Zatko also testified that Twitter committed multiple violations of a 2011 privacy and security consent decree with the Federal Trade Commission. He added that big tech companies have far less to fear from the FTC and other U.S. regulators than from regulatory agencies in Europe, which have the legal authority to impose stiff and repeated fines for privacy violations.
“The FTC is a little over their heads,” he said. “They’re left to let companies do their homework.”
The hearing came a day before current and former Twitter officials are expected to appear before the Senate Homeland Security and Governmental Affairs Committee as part of a special hearing on “social media’s impact on national security.” Twitter’s head of consumer products, Jay Sullivan, will appear alongside chief product officers from Meta, YouTube and TikTok.
Tuesday’s session also came after Twitter’s Sacramento data center crashed due to extreme heat last week, putting the social media platform in a “non-redundant state,” according to an internal memo reported by CNN . The lack of redundant or additional backup data centers was another concern Zatko raised in the whistleblower complaint.

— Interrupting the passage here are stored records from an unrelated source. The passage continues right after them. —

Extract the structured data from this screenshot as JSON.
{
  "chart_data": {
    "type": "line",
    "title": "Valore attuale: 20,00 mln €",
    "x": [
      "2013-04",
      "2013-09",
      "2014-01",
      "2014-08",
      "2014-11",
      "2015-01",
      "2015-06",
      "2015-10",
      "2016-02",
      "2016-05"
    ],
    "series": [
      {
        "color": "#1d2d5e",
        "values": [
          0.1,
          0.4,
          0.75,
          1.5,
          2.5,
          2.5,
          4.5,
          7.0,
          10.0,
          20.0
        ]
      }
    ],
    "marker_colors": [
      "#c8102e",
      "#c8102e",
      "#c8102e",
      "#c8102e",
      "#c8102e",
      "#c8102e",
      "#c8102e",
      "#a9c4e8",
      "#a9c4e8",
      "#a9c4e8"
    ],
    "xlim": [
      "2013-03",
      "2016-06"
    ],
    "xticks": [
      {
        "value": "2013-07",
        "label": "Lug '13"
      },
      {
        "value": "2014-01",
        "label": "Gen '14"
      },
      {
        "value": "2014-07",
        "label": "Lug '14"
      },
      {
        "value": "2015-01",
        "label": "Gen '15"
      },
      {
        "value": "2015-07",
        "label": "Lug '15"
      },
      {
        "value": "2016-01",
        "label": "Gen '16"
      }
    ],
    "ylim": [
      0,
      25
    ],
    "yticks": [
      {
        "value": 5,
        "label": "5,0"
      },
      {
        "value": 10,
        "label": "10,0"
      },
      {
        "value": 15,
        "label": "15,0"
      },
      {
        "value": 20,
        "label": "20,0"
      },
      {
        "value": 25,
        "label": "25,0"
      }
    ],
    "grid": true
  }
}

Agrawal fired Zatko in January, after which Zatko submitted whistleblower documents in July to the Judiciary Committee — along with several other committees — as well as the Justice Department, the Federal Trade Commission and the Securities and Exchange Commission.

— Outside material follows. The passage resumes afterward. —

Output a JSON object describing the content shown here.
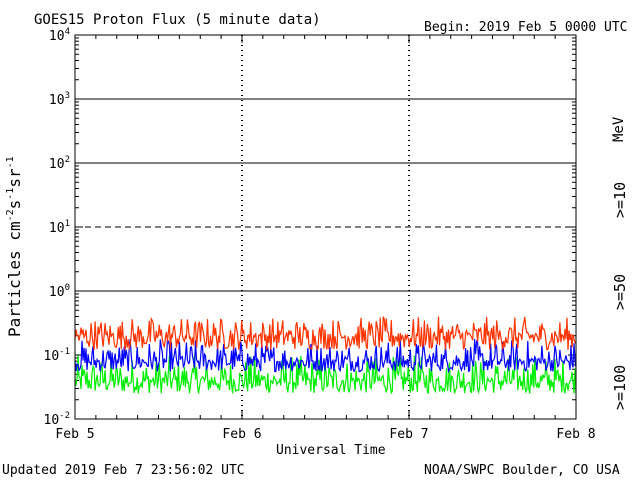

Twitter said it fired Zatko because of “ineffective leadership and poor performance.” The company later paid him $7 million as part of a settlement in June that included a nondisclosure agreement, The Wall Street Journal reported last week.
Zatko’s complaint also raised concerns that Twitter executives are not incentivized to “detect” or accurately report spam bots. That aligns with accusations from Musk, who used claims that Twitter is underreporting the spam bot problem as a reason to drop his bid to buy the company.
Zatko is well-respected in the hacker, security researcher and U.S. intelligence communities, having previously worked at the Defense Department along with other tech companies before Twitter, said John Tye, his attorney at the nonprofit legal group Whistleblower Aid. .
“He wants to see this platform and other platforms be all they can be to play a positive role in public conversations in this country and in other countries around the world and to play a positive influence on elections and rights of man,” said Tye. in an interview.
Maggie Miller contributed to this report.